I've developed a sort of vague answer, one that involves having grown irritated with the need to constantly be fiddling with derailleurs, cables, squeaky pulleys, and doubts about which of the 21 gears really is best for this or that assent, which has the benefit of being part of the truth. Another part of my answer involves a confession that I'd been noticing that fixies were the bikes of choice for all those lean, mean 25-year-old bicycle messengers charging up and down our hills, and this old man wants to show those whippersnappers a thing or two. And then there's the whole "spiritual" part, where I talk about feeling a "direct connection" to this simplified machine, my standard line being, "Riding my new bike feels the way I always knew riding a bike could feel." It's at this point that people realize that I really don't have a good answer.


Last week I was sitting in the sandpit near a wide, deep hole that children from all of the classes had been working on digging over the course of the preceding few days. Ben said, "Watch this, Teacher Tom," before toeing the edge of the hole, taking a moment to gather himself, then leaping across it.

"You jumped over that hole."

Then it was William's turn who also wanted to test himself against the hole.


Before long it was a game with a half dozen 5-year-olds taking turns.
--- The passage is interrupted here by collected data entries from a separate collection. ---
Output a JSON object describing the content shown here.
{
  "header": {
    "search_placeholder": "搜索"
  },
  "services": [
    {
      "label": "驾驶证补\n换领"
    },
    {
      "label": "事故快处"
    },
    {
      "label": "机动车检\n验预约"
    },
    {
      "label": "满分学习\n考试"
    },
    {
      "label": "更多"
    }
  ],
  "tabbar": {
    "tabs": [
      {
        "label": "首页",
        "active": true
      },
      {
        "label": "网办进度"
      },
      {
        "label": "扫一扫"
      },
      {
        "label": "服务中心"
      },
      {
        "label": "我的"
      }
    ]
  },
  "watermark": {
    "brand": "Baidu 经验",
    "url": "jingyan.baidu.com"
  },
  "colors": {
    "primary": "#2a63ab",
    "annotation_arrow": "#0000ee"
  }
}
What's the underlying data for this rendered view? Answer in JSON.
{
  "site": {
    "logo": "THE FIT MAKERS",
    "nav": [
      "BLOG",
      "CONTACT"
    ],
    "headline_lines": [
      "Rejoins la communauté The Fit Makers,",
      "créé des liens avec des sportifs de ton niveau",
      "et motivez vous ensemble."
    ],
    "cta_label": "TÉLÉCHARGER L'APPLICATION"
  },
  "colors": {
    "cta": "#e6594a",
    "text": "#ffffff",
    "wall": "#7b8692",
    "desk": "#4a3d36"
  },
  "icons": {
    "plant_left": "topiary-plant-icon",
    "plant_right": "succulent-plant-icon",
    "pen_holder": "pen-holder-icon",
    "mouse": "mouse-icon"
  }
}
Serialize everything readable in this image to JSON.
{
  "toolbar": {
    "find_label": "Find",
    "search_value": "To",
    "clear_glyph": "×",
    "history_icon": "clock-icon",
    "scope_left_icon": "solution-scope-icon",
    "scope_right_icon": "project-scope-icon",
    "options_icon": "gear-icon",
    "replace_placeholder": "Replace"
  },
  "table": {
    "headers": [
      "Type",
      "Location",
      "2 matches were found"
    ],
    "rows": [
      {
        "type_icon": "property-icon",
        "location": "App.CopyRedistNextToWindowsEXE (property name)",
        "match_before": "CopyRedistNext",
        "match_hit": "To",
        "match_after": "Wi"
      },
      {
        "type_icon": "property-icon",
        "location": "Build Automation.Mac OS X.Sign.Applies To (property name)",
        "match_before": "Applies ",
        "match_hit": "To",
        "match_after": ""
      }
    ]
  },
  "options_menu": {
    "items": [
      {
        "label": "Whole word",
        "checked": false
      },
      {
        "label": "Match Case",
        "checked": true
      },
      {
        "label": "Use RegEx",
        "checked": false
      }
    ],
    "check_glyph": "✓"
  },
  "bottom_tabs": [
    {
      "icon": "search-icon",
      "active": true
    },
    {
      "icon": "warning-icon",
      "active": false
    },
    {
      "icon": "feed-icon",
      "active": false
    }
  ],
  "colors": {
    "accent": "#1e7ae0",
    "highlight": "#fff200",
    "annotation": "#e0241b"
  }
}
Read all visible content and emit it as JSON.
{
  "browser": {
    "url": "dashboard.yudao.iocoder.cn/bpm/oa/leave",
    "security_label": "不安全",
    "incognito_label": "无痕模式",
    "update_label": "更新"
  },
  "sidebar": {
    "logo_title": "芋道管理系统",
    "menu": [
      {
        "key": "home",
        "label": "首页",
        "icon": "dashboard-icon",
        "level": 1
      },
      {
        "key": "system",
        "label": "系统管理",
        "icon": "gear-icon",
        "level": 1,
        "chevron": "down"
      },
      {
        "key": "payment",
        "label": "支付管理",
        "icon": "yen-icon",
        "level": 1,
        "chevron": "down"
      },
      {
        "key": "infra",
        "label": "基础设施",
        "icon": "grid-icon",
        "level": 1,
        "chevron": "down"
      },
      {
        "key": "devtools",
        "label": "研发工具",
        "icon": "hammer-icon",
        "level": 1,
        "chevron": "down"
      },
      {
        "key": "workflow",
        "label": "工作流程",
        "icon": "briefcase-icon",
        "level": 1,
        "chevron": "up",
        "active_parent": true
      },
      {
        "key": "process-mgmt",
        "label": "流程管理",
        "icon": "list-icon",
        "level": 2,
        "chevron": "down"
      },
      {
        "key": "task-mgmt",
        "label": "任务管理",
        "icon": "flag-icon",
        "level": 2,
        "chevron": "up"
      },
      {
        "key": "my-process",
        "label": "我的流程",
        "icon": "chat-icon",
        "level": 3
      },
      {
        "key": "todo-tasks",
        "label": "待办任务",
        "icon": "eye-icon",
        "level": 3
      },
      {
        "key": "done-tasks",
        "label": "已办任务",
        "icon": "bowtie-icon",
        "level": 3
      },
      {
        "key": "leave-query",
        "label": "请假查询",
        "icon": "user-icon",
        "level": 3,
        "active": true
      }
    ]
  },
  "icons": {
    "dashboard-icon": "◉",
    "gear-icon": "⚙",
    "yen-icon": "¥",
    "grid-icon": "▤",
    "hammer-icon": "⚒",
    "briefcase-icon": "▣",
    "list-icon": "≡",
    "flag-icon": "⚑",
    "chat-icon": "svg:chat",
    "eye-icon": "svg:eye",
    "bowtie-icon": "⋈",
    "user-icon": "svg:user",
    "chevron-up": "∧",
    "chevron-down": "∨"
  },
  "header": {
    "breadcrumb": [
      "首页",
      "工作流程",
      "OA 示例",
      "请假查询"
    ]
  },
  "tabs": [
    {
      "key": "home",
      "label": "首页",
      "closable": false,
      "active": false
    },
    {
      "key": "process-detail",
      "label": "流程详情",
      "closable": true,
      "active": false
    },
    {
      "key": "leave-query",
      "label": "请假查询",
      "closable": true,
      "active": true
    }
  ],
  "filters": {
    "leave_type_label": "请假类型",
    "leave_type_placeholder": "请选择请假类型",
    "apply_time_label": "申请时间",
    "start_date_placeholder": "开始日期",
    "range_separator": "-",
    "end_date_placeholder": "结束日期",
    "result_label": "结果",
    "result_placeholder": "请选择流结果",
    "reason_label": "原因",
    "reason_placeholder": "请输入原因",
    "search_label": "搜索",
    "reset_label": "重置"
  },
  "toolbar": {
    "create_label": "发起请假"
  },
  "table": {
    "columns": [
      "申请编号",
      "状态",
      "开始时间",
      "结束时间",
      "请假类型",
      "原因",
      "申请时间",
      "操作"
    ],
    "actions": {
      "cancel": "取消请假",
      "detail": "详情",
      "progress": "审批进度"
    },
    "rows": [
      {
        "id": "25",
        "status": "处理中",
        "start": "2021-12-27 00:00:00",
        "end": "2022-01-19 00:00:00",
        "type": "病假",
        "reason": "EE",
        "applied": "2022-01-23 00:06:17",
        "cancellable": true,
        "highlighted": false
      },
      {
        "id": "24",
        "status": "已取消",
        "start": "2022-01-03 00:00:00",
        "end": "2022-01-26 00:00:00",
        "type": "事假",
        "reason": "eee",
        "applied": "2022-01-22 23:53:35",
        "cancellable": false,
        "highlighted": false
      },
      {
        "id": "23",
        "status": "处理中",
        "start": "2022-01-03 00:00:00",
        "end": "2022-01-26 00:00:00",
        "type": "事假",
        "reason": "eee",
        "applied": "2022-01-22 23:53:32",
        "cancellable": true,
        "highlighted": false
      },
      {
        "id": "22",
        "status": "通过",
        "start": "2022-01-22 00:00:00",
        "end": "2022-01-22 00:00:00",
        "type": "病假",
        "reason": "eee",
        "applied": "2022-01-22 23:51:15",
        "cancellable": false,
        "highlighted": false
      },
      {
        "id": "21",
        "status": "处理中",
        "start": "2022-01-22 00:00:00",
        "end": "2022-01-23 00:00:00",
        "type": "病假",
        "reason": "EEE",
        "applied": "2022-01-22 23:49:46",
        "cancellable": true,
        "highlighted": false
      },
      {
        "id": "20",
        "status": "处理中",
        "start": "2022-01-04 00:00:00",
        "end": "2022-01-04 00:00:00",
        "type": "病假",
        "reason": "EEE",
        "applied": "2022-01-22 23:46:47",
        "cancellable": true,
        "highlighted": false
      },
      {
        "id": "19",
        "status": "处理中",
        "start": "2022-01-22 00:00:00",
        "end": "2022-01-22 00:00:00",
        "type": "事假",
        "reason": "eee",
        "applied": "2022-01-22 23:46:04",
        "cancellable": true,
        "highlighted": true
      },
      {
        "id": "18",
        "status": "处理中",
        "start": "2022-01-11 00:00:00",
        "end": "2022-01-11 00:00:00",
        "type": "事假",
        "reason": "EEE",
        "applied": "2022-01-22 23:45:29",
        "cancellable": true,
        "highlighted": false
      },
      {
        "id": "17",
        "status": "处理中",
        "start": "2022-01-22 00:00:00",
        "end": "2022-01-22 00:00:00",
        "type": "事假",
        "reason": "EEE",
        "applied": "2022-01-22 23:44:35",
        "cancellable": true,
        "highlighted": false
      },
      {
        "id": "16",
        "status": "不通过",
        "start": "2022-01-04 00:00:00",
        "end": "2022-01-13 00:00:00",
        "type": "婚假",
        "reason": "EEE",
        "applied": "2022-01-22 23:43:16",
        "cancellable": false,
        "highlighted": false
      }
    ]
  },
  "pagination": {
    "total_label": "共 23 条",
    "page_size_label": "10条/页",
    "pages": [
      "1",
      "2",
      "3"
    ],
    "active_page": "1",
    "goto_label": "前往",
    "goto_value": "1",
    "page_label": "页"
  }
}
It reminded me, as many things do in our preschool, of similar games of jumping over road side drainage ditches as a boy. 


As the kids jumped, I recalled a moment earlier in the day when the kids in our 3-5's class were playing with one of our giant tubes and tennis balls. They'd stood the tube on its end, filled it with balls, then when the balls ran out, they tossed in a whicker basket. Luella had moved a block over to the tube to stand on as she peered inside, "Oh no, Teacher Tom, look!" She pointed into the tube. "I can't reach it!" She demonstrated by dangling her arm into the hole, but coming up short. "How are we going to get the basket out of there?"


It was an invitation that the other kids took up right away, each of them taking a turn standing on the block trying to reach the basket. At one point someone suggested they just lift up the tube in order to get at it from the bottom, but this idea was rejected out of hand, "No! If we do that the balls will get away! We have to reach it." They kept stacking more and more blocks in tackling the challenge they'd set for themselves, one they never accomplished, but that occupied them for a good 15 minutes.

It wasn't long before the kitty joined the basket.

It would be easier, more practical, to walk around or even through that hole in the sand pit. It would, of course, make more sense to just reach that whicker basket from the bottom, then refill the tube with the balls that escaped. However, I never once thought as I watched these efforts to ask the kids "Why?" because we all know, this is what play looks like, and play is why we're at school.

And honestly, that's the answer I ought to be giving people about my new bike. I'm not riding it to make life easier, because it doesn't. I'm not riding it because it's more efficient, because it's not. I'm not even riding it because it's safer, because, frankly, it isn't. I'm riding it because it's way more fun. I'm playing, and that should be the satisfactory stand-alone answer we give for our nonsense, whatever our age.